Tester un médicament contre le virus implique des cobayes qui s’y exposent... Sans forcément les mettre en danger, assure l’Agence de recherche sur le sida.

Sur le papier, l’essai « Intervention préventive de l’exposition aux risques avec et pour les gays » (Ipergay), lancé en janvier, fait peur – et polémique.

L’objectif de l’Agence nationale de recherche sur le sida et les hépatites virales (ANRS) est de recruter 300 volontaires dans un premier temps, puis 1 900, pour vérifier l’efficacité médicale du Truvada.

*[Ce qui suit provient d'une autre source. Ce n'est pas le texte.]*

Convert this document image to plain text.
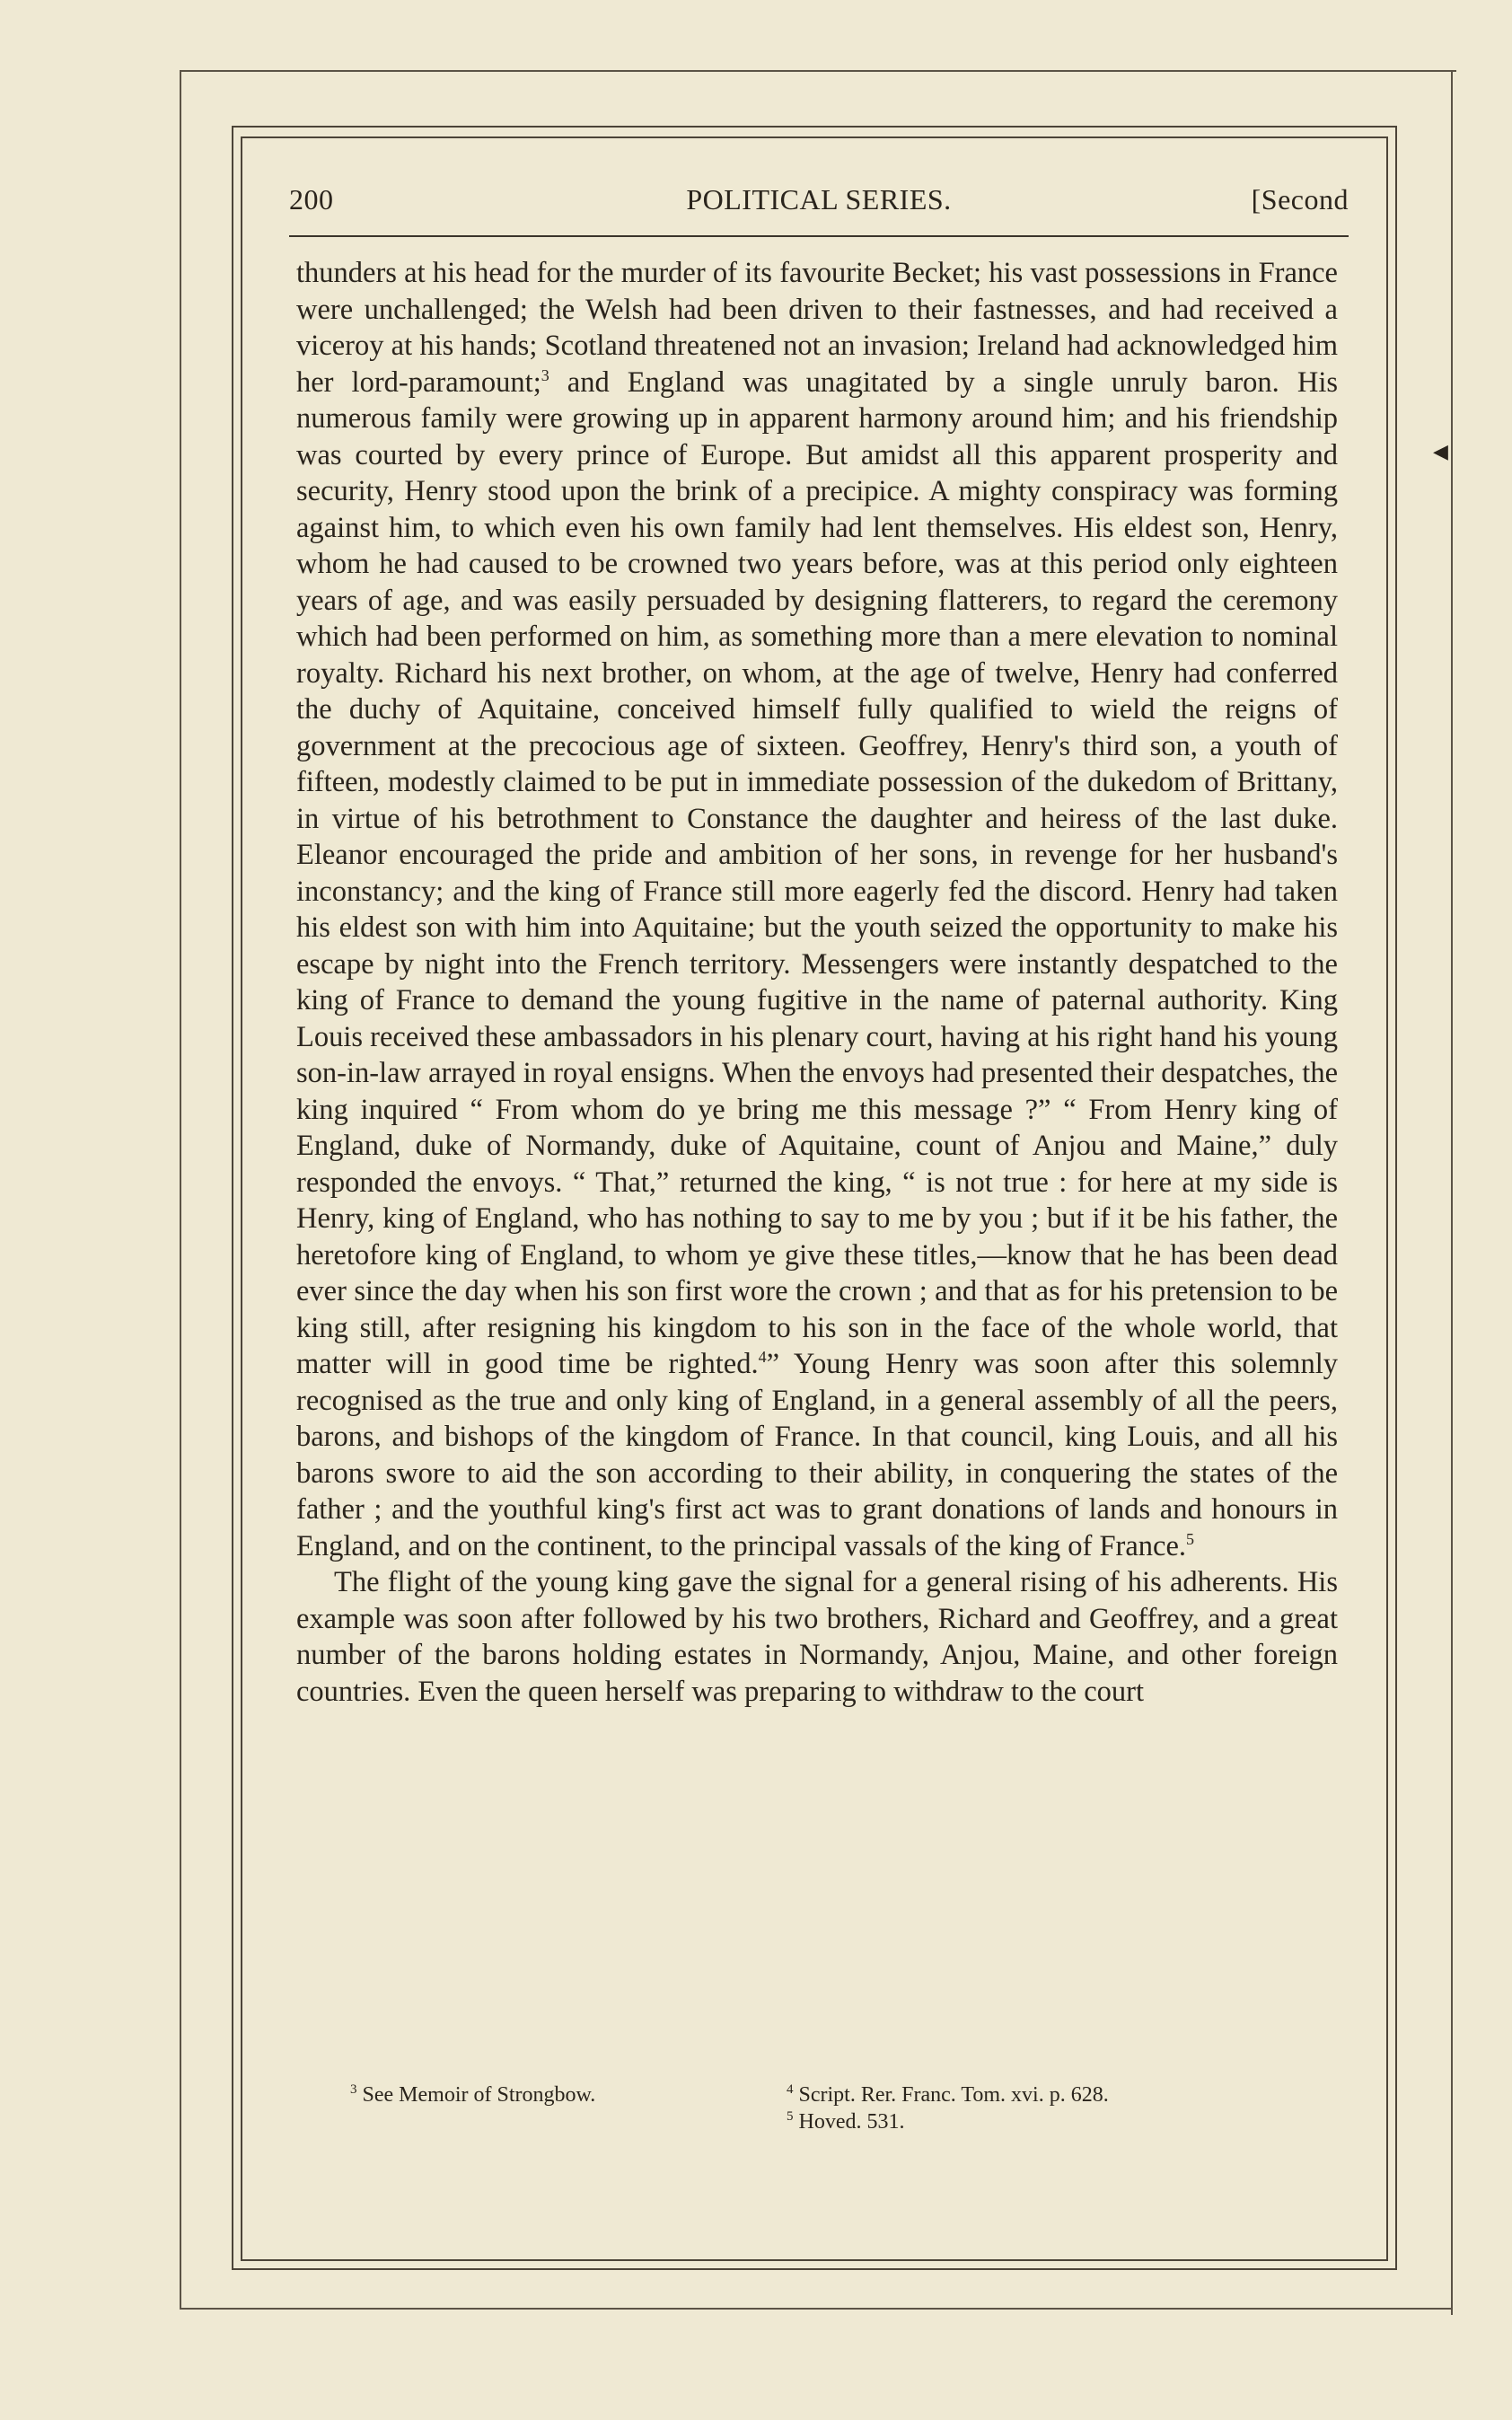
◀
200	POLITICAL SERIES.	[Second

thunders at his head for the murder of its favourite Becket; his vast possessions in France were unchallenged; the Welsh had been driven to their fastnesses, and had received a viceroy at his hands; Scotland threatened not an invasion; Ireland had acknowledged him her lord-paramount;$^3$ and England was unagitated by a single unruly baron. His numerous family were growing up in apparent harmony around him; and his friendship was courted by every prince of Europe. But amidst all this apparent prosperity and security, Henry stood upon the brink of a precipice. A mighty conspiracy was forming against him, to which even his own family had lent themselves. His eldest son, Henry, whom he had caused to be crowned two years before, was at this period only eighteen years of age, and was easily persuaded by designing flatterers, to regard the ceremony which had been performed on him, as something more than a mere elevation to nominal royalty. Richard his next brother, on whom, at the age of twelve, Henry had conferred the duchy of Aquitaine, conceived himself fully qualified to wield the reigns of government at the precocious age of sixteen. Geoffrey, Henry's third son, a youth of fifteen, modestly claimed to be put in immediate possession of the dukedom of Brittany, in virtue of his betrothment to Constance the daughter and heiress of the last duke. Eleanor encouraged the pride and ambition of her sons, in revenge for her husband's inconstancy; and the king of France still more eagerly fed the discord. Henry had taken his eldest son with him into Aquitaine; but the youth seized the opportunity to make his escape by night into the French territory. Messengers were instantly despatched to the king of France to demand the young fugitive in the name of paternal authority. King Louis received these ambassadors in his plenary court, having at his right hand his young son-in-law arrayed in royal ensigns. When the envoys had presented their despatches, the king inquired “ From whom do ye bring me this message ?” “ From Henry king of England, duke of Normandy, duke of Aquitaine, count of Anjou and Maine,” duly responded the envoys. “ That,” returned the king, “ is not true : for here at my side is Henry, king of England, who has nothing to say to me by you ; but if it be his father, the heretofore king of England, to whom ye give these titles,—know that he has been dead ever since the day when his son first wore the crown ; and that as for his pretension to be king still, after resigning his kingdom to his son in the face of the whole world, that matter will in good time be righted.$^4$” Young Henry was soon after this solemnly recognised as the true and only king of England, in a general assembly of all the peers, barons, and bishops of the kingdom of France. In that council, king Louis, and all his barons swore to aid the son according to their ability, in conquering the states of the father ; and the youthful king's first act was to grant donations of lands and honours in England, and on the continent, to the principal vassals of the king of France.$^5$

The flight of the young king gave the signal for a general rising of his adherents. His example was soon after followed by his two brothers, Richard and Geoffrey, and a great number of the barons holding estates in Normandy, Anjou, Maine, and other foreign countries. Even the queen herself was preparing to withdraw to the court

$^3$ See Memoir of Strongbow.	$^4$ Script. Rer. Franc. Tom. xvi. p. 628.
$^5$ Hoved. 531.
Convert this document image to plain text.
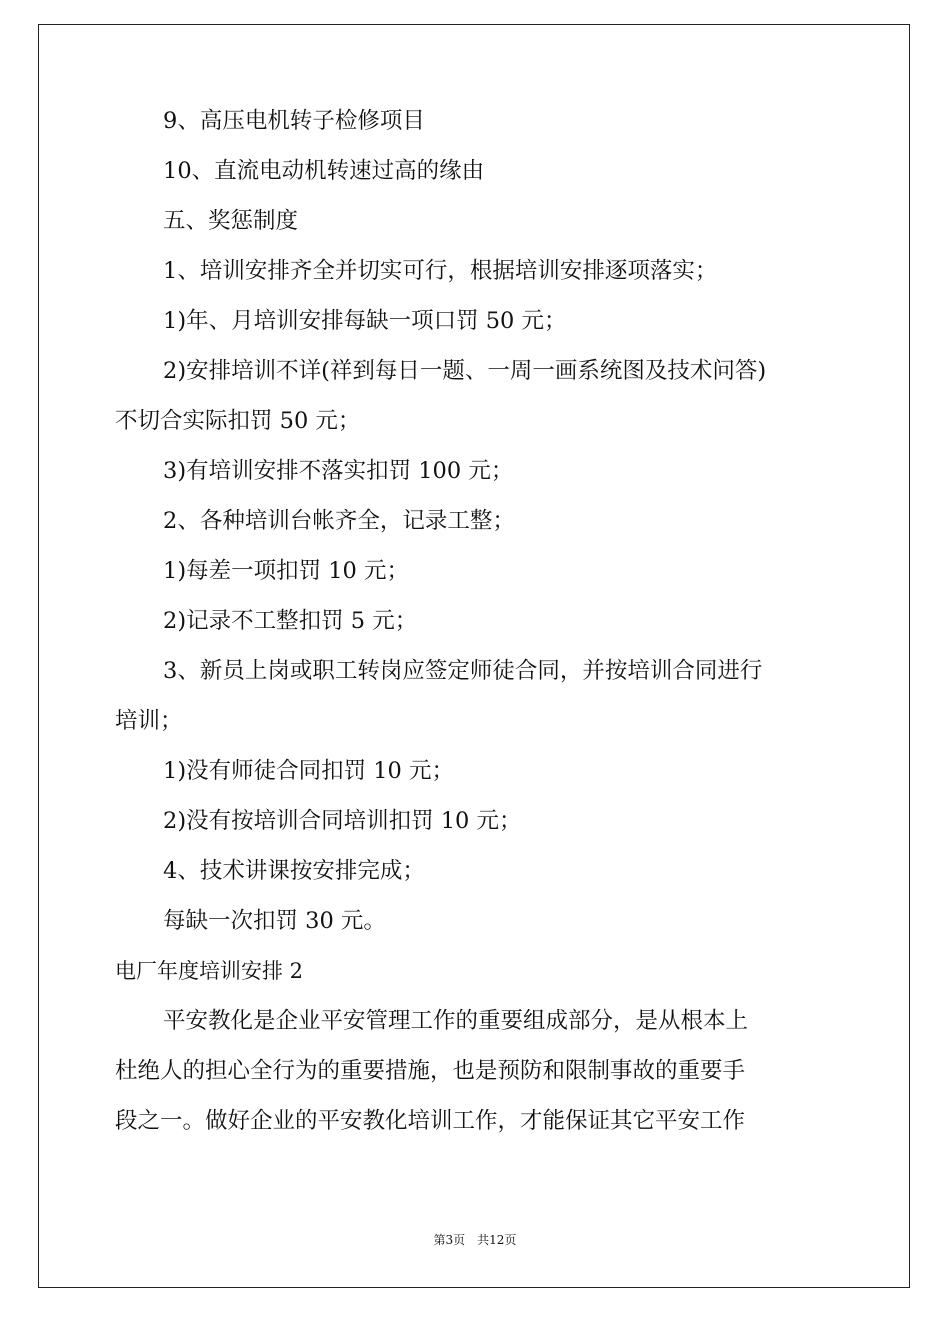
9、高压电机转子检修项目
10、直流电动机转速过高的缘由
五、奖惩制度
1、培训安排齐全并切实可行，根据培训安排逐项落实；
1)年、月培训安排每缺一项口罚 50 元；
2)安排培训不详(祥到每日一题、一周一画系统图及技术问答)
不切合实际扣罚 50 元；
3)有培训安排不落实扣罚 100 元；
2、各种培训台帐齐全，记录工整；
1)每差一项扣罚 10 元；
2)记录不工整扣罚 5 元；
3、新员上岗或职工转岗应签定师徒合同，并按培训合同进行
培训；
1)没有师徒合同扣罚 10 元；
2)没有按培训合同培训扣罚 10 元；
4、技术讲课按安排完成；
每缺一次扣罚 30 元。
电厂年度培训安排 2
平安教化是企业平安管理工作的重要组成部分，是从根本上
杜绝人的担心全行为的重要措施，也是预防和限制事故的重要手
段之一。做好企业的平安教化培训工作，才能保证其它平安工作
第3页 共12页
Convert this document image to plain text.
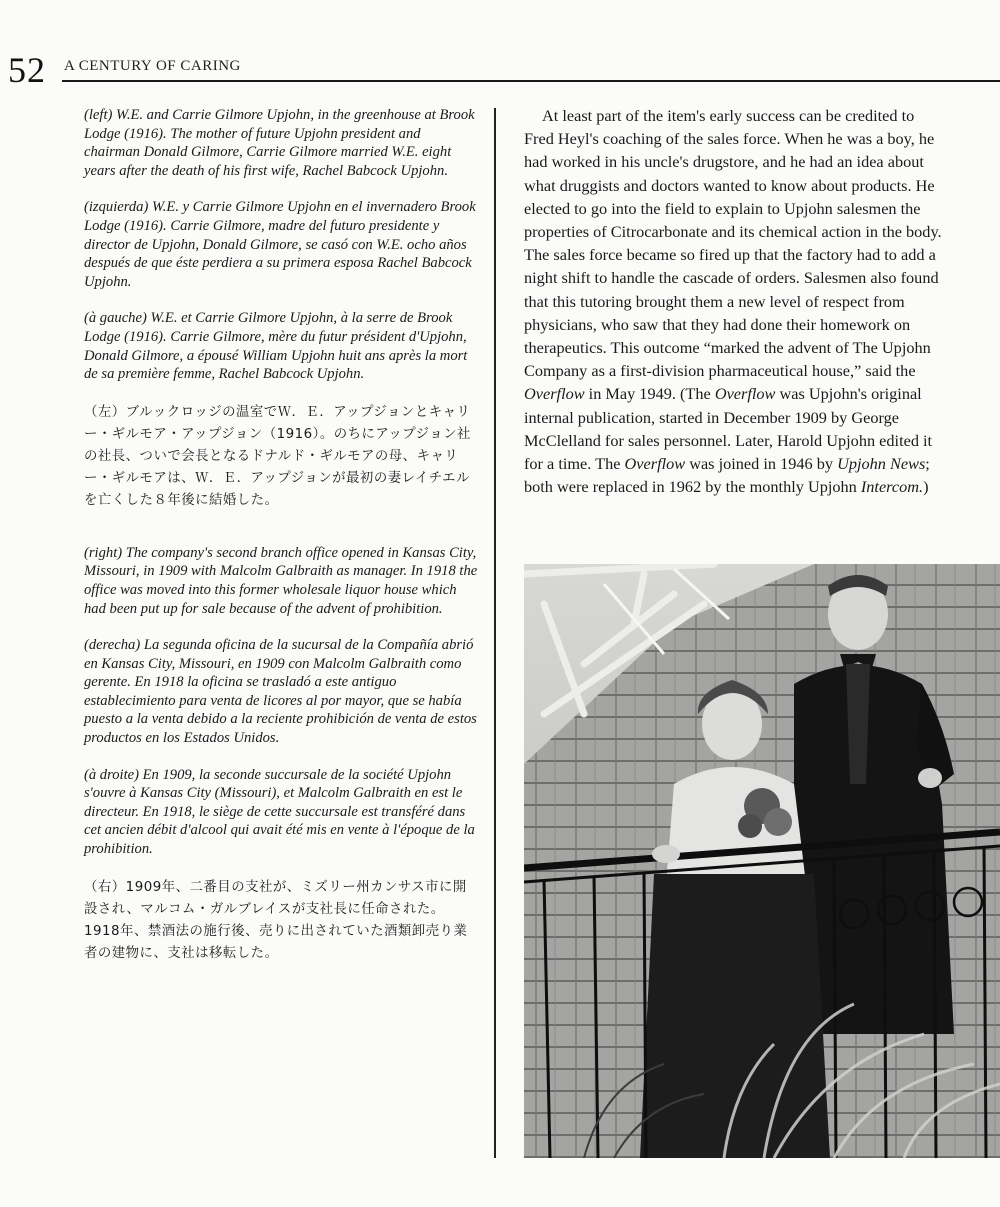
52 A CENTURY OF CARING

(left) W.E. and Carrie Gilmore Upjohn, in the greenhouse at Brook Lodge (1916). The mother of future Upjohn president and chairman Donald Gilmore, Carrie Gilmore married W.E. eight years after the death of his first wife, Rachel Babcock Upjohn.

(izquierda) W.E. y Carrie Gilmore Upjohn en el invernadero Brook Lodge (1916). Carrie Gilmore, madre del futuro presidente y director de Upjohn, Donald Gilmore, se casó con W.E. ocho años después de que éste perdiera a su primera esposa Rachel Babcock Upjohn.

(à gauche) W.E. et Carrie Gilmore Upjohn, à la serre de Brook Lodge (1916). Carrie Gilmore, mère du futur président d'Upjohn, Donald Gilmore, a épousé William Upjohn huit ans après la mort de sa première femme, Rachel Babcock Upjohn.

（左）ブルックロッジの温室でＷ．Ｅ．アップジョンとキャリー・ギルモア・アップジョン（1916）。のちにアップジョン社の社長、ついで会長となるドナルド・ギルモアの母、キャリー・ギルモアは、Ｗ．Ｅ．アップジョンが最初の妻レイチエルを亡くした８年後に結婚した。

(right) The company's second branch office opened in Kansas City, Missouri, in 1909 with Malcolm Galbraith as manager. In 1918 the office was moved into this former wholesale liquor house which had been put up for sale because of the advent of prohibition.

(derecha) La segunda oficina de la sucursal de la Compañía abrió en Kansas City, Missouri, en 1909 con Malcolm Galbraith como gerente. En 1918 la oficina se trasladó a este antiguo establecimiento para venta de licores al por mayor, que se había puesto a la venta debido a la reciente prohibición de venta de estos productos en los Estados Unidos.

(à droite) En 1909, la seconde succursale de la société Upjohn s'ouvre à Kansas City (Missouri), et Malcolm Galbraith en est le directeur. En 1918, le siège de cette succursale est transféré dans cet ancien débit d'alcool qui avait été mis en vente à l'époque de la prohibition.

（右）1909年、二番目の支社が、ミズリー州カンサス市に開設され、マルコム・ガルブレイスが支社長に任命された。1918年、禁酒法の施行後、売りに出されていた酒類卸売り業者の建物に、支社は移転した。

At least part of the item's early success can be credited to Fred Heyl's coaching of the sales force. When he was a boy, he had worked in his uncle's drugstore, and he had an idea about what druggists and doctors wanted to know about products. He elected to go into the field to explain to Upjohn salesmen the properties of Citrocarbonate and its chemical action in the body. The sales force became so fired up that the factory had to add a night shift to handle the cascade of orders. Salesmen also found that this tutoring brought them a new level of respect from physicians, who saw that they had done their homework on therapeutics. This outcome “marked the advent of The Upjohn Company as a first-division pharmaceutical house,” said the Overflow in May 1949. (The Overflow was Upjohn's original internal publication, started in December 1909 by George McClelland for sales personnel. Later, Harold Upjohn edited it for a time. The Overflow was joined in 1946 by Upjohn News; both were replaced in 1962 by the monthly Upjohn Intercom.)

Ce traitement antirétroviral est normalement prescrit aux personnes séropositives pour limiter la contamination. L’ANRS, avec le soutien de l’association Aides, souhaite cependant adapter ce traitement non pas pour soigner mais pour prévenir la contamination du VIH chez les populations à risques.

Partant du constat qu’il y a, pour 100 000 personnes, 200 fois plus de nouvelles contaminations par le VIH chez les gays que chez les hétérosexuels, cet essai ne concernera donc que les hommes ayant des relations sexuelles avec les hommes (HSH).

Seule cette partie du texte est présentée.